Even without worrying about matching the old Mac look, 1-bit presents serious visual design challenges. "You basically have a white piece of paper, and any color you put on it is dead black," says Rees. He's put a lot of time into trying to figure out ways to get that legibility Pope describes into a 2D shooter-cum-roguelike. For Rogue Invader, it means keeping soldiers predominately white and aliens mostly black, with white ground to allow details to be seen more easily. And the character animations have a lot of responsibility in conveying story and theme, since they have to keep on-screen objects to a minimum lest it look too cluttered.
Rogue Invader's aliens are dark, and it's good guys are bright
Hinkle notes that the 1-bit look presents design opportunities, too. "We're able to tie the color into the storyline of the game and how the information is presented to the player," he explains. They're not willing to elaborate much on that, but there'll apparently be subtle changes in how information is presented that tie straight into the black and white look.
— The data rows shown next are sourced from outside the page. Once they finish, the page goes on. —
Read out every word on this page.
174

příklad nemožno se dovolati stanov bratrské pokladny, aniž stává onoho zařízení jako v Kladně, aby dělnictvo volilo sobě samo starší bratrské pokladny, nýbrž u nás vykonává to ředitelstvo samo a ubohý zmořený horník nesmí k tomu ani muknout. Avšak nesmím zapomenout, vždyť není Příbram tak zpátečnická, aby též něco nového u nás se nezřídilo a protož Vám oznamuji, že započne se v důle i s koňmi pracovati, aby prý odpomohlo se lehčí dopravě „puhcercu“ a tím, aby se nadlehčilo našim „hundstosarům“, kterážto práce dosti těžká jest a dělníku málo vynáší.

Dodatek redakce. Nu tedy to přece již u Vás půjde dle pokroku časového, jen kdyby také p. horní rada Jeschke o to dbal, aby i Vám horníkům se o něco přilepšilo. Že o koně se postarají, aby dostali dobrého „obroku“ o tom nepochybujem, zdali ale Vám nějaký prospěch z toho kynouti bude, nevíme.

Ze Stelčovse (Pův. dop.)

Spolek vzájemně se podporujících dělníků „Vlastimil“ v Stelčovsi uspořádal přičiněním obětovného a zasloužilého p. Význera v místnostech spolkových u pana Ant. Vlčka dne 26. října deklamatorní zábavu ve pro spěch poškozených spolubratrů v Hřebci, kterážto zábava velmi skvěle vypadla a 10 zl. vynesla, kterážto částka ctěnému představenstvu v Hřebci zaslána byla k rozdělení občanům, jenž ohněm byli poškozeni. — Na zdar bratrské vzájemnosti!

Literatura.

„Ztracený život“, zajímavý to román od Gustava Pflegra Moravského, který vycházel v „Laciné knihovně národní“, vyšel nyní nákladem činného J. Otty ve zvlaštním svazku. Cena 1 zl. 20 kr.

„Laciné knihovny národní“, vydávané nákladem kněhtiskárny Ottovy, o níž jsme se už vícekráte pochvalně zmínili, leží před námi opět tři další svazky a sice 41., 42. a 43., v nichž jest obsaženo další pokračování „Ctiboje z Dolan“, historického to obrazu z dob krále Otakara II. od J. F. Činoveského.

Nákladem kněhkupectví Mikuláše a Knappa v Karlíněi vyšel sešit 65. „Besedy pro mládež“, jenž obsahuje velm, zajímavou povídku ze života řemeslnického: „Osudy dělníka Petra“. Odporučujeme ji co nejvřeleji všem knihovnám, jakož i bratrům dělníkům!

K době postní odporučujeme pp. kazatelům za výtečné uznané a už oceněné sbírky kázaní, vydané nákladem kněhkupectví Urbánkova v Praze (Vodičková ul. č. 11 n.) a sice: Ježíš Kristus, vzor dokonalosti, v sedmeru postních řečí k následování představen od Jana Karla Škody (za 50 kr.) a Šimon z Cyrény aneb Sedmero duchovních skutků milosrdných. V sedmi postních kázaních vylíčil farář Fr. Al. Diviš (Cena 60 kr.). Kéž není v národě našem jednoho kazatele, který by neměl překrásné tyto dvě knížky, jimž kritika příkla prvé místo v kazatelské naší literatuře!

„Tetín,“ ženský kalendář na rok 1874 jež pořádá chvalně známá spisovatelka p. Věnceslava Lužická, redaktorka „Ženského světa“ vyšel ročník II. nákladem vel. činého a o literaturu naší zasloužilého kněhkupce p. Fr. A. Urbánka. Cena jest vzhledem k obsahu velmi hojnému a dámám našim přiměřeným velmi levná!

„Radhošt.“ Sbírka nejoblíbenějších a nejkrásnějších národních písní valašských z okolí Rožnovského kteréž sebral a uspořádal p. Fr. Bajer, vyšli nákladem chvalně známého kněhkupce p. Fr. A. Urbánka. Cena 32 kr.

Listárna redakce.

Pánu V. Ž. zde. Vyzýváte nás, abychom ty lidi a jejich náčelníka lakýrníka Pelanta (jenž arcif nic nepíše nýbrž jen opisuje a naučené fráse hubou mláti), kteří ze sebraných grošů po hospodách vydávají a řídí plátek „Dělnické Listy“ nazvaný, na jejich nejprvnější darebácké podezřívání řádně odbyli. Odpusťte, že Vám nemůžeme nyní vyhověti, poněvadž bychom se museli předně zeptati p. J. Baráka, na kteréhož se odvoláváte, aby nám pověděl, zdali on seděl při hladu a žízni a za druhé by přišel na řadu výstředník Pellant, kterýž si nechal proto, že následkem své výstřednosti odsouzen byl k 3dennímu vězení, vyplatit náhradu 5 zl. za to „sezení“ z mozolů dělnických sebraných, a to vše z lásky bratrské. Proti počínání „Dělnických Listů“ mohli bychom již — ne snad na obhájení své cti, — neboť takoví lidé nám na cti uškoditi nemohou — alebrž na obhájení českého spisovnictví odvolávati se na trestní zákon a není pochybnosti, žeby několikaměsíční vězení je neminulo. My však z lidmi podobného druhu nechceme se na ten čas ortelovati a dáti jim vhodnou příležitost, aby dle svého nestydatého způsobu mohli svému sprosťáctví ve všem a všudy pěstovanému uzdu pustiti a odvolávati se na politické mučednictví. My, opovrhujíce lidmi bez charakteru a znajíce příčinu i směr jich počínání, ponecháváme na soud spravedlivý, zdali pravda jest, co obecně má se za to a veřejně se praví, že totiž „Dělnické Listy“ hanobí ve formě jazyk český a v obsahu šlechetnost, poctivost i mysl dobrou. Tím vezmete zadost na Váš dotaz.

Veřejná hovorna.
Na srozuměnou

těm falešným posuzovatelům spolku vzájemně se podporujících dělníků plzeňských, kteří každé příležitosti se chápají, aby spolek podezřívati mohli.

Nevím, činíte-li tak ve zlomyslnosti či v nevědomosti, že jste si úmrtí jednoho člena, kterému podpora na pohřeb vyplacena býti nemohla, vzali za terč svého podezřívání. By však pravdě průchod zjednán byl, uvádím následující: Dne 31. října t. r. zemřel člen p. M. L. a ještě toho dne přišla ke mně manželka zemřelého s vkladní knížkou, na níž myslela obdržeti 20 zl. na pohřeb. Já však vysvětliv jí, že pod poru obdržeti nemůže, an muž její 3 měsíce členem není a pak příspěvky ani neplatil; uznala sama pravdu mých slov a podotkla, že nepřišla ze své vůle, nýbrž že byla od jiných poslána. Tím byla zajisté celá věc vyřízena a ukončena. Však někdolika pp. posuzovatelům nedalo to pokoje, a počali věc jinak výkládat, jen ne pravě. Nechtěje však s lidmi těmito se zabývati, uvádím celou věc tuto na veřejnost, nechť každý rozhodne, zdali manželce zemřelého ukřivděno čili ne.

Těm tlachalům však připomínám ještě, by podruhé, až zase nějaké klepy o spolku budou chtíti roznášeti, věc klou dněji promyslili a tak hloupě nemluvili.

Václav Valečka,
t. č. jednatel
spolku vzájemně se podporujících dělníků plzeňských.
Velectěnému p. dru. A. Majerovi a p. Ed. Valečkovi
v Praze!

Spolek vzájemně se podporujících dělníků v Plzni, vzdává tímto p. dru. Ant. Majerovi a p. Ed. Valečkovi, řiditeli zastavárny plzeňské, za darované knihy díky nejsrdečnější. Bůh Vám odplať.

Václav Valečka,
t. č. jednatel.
And the interface in general has been crafted to accentuate black and white contrasts.
Pope has found different challenges and opportunities in 1-bit. "I'm not a fantastic artist, but when you've only got two colors it makes it easier to get this noir look where you want to use lights in a broad way," he says, noting also that many technical things are much simpler too -- rendering, shaders, memory usage on textures, and more.
In broader terms, Pope loves the chance to design for your imagination. Thinking back on his experience with early Macs, he says "there's something about the missing color. You had to fill it in with your imagination, and to me that's a lot more powerful than actually showing it." Unlike, say, an Atari 2600 game, Mac games like Dark Castle were detailed enough that you had the image but not the whole picture -- everything except the color.
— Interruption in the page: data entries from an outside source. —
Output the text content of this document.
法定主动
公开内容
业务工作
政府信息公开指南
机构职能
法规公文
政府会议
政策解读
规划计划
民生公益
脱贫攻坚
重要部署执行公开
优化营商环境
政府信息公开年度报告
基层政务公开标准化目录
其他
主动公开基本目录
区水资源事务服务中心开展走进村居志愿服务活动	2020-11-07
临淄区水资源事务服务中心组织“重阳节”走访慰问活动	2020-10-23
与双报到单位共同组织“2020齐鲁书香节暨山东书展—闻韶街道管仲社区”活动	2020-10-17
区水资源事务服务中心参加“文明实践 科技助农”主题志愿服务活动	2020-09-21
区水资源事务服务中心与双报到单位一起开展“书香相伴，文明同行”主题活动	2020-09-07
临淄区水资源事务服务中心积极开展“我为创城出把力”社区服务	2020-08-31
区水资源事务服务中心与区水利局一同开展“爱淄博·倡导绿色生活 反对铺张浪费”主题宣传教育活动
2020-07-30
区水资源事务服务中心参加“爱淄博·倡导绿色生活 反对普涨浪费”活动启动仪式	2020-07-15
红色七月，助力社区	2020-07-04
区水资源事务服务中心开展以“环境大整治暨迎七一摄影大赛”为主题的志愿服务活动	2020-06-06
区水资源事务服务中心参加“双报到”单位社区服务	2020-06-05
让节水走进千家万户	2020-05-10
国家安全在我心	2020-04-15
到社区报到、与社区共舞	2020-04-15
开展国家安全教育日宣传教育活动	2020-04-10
The tricky part with 1-bit on Obra Dinn has been a core mechanic that involves recognizing people's faces when they reappear in a later scene. To recognize a face, of course, you need to see it clearly both times. "That's kind of hard when you've only got two colors and it's low resolution," says Pope. "The restrictions in this case are working directly against the game mechanics. Which is kind of bad. You don't really want that. So I need to find a solution."
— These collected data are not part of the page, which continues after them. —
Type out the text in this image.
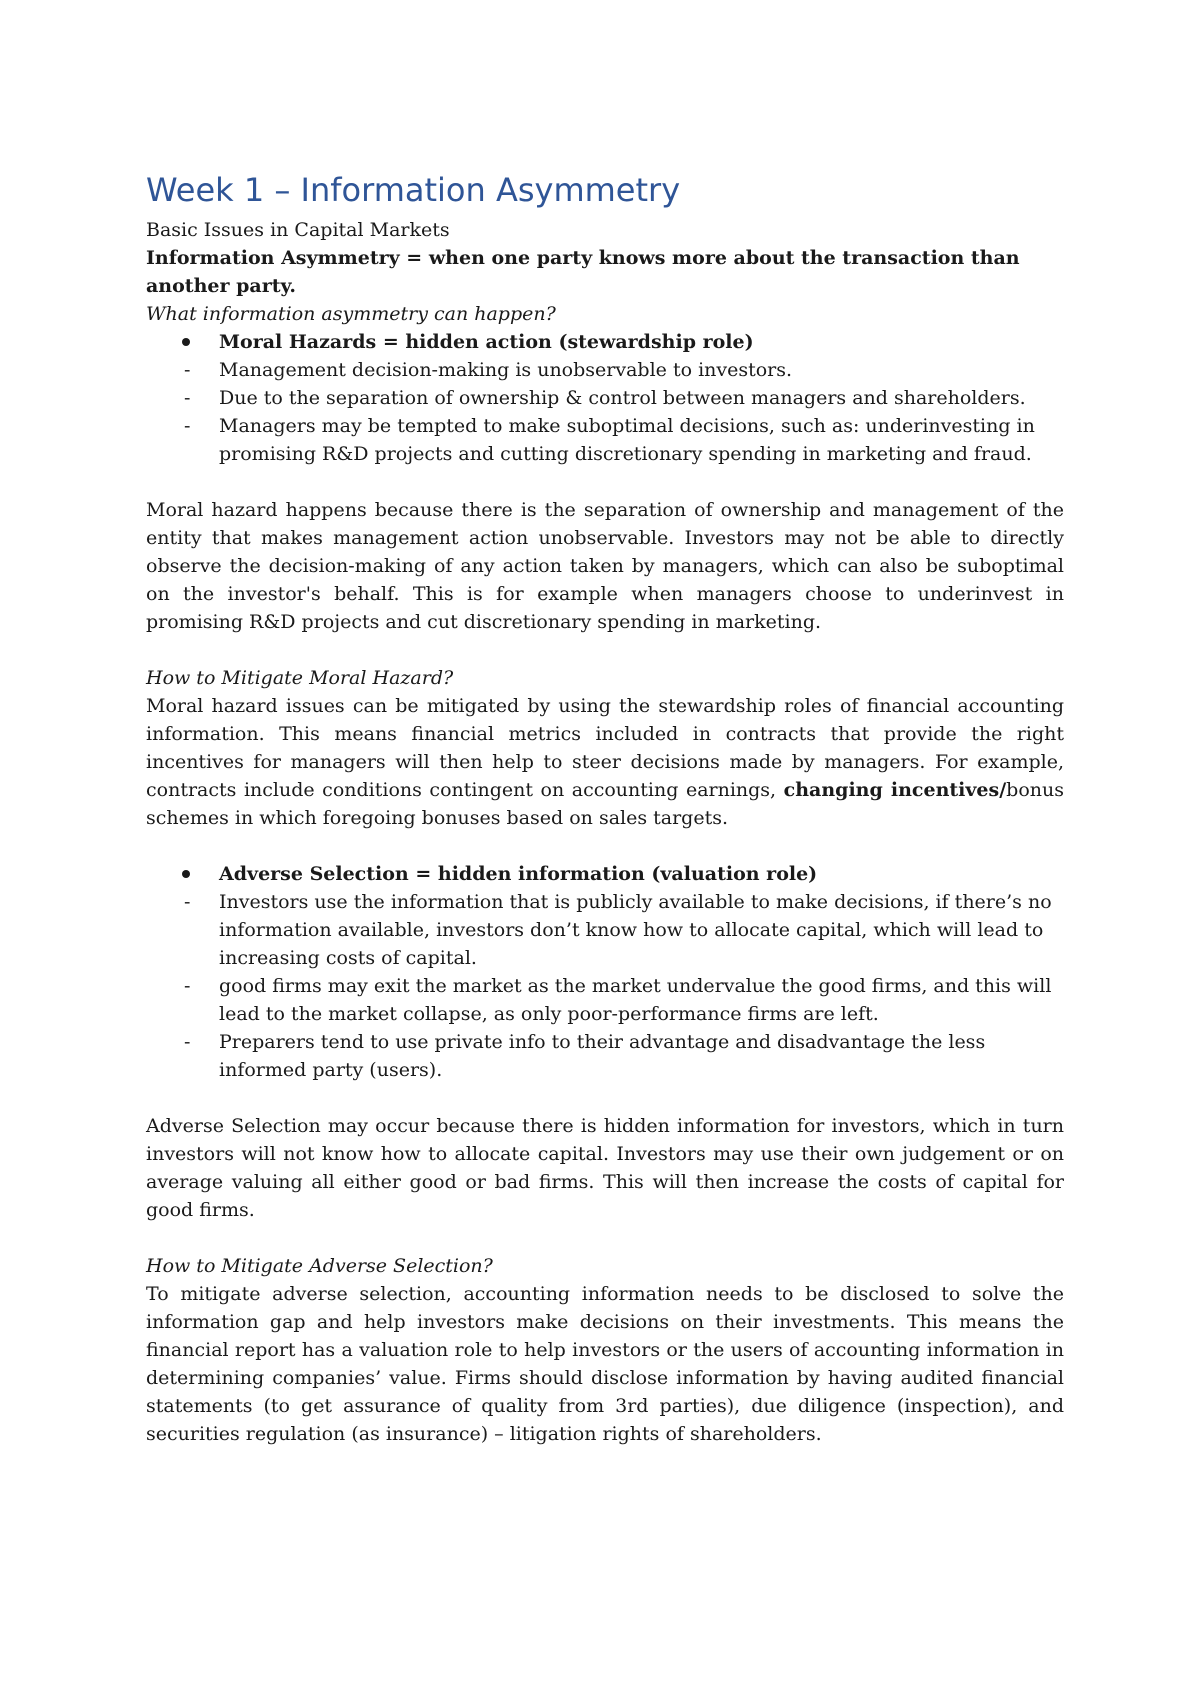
Week 1 – Information Asymmetry

Basic Issues in Capital Markets

Information Asymmetry = when one party knows more about the transaction than another party.

What information asymmetry can happen?

Moral Hazards = hidden action (stewardship role)
- Management decision-making is unobservable to investors.
- Due to the separation of ownership & control between managers and shareholders.
- Managers may be tempted to make suboptimal decisions, such as: underinvesting in promising R&D projects and cutting discretionary spending in marketing and fraud.

Moral hazard happens because there is the separation of ownership and management of the entity that makes management action unobservable. Investors may not be able to directly observe the decision-making of any action taken by managers, which can also be suboptimal on the investor's behalf. This is for example when managers choose to underinvest in promising R&D projects and cut discretionary spending in marketing.

How to Mitigate Moral Hazard?

Moral hazard issues can be mitigated by using the stewardship roles of financial accounting information. This means financial metrics included in contracts that provide the right incentives for managers will then help to steer decisions made by managers. For example, contracts include conditions contingent on accounting earnings, changing incentives/bonus schemes in which foregoing bonuses based on sales targets.

Adverse Selection = hidden information (valuation role)
- Investors use the information that is publicly available to make decisions, if there’s no information available, investors don’t know how to allocate capital, which will lead to increasing costs of capital.
- good firms may exit the market as the market undervalue the good firms, and this will lead to the market collapse, as only poor-performance firms are left.
- Preparers tend to use private info to their advantage and disadvantage the less informed party (users).

Adverse Selection may occur because there is hidden information for investors, which in turn investors will not know how to allocate capital. Investors may use their own judgement or on average valuing all either good or bad firms. This will then increase the costs of capital for good firms.

How to Mitigate Adverse Selection?

To mitigate adverse selection, accounting information needs to be disclosed to solve the information gap and help investors make decisions on their investments. This means the financial report has a valuation role to help investors or the users of accounting information in determining companies’ value. Firms should disclose information by having audited financial statements (to get assurance of quality from 3rd parties), due diligence (inspection), and securities regulation (as insurance) – litigation rights of shareholders.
He hasn't figured that out completely, but he knows at least that the player must get close in on the faces. That's the only way the game can have enough pixels for dithering to work well.
The 1-bit aesthetic looks striking, and it's already winning over many pixel art fans. But neither Pope nor Squishy Games' pair of developers seem convinced that it could turn into an indie trend. They all agree that the key factor will be how Obra Dinn and Rogue Invader are received. If people enjoy playing games with 1-bit graphics, then maybe -- at the very least, they'd love to stick with the style if there's interest in it and they're being careful to design good games that support the art style to prove it's not a mere gimmick.
But 1-bit art faces a big hurdle that the 8-bit and 16-bit pixel trends did not. Retro graphics and sound trends in game development are driven by nostalgia among developers more so than players. And far fewer indie developers seem to have fond memories of the early Macintosh than of NES, SNES, and Sega Genesis consoles. "In my hometown, I was made fun of because I had a Mac," notes Rees.
What might fare better, Pope suggests, is a hybrid look -- games that are predominately black and white with splotches of color, like Downwell or Unfinished Swan or the Sin City films and graphic novels. That way, you get the gritty, high-contrast style without the accompanying headaches with art direction.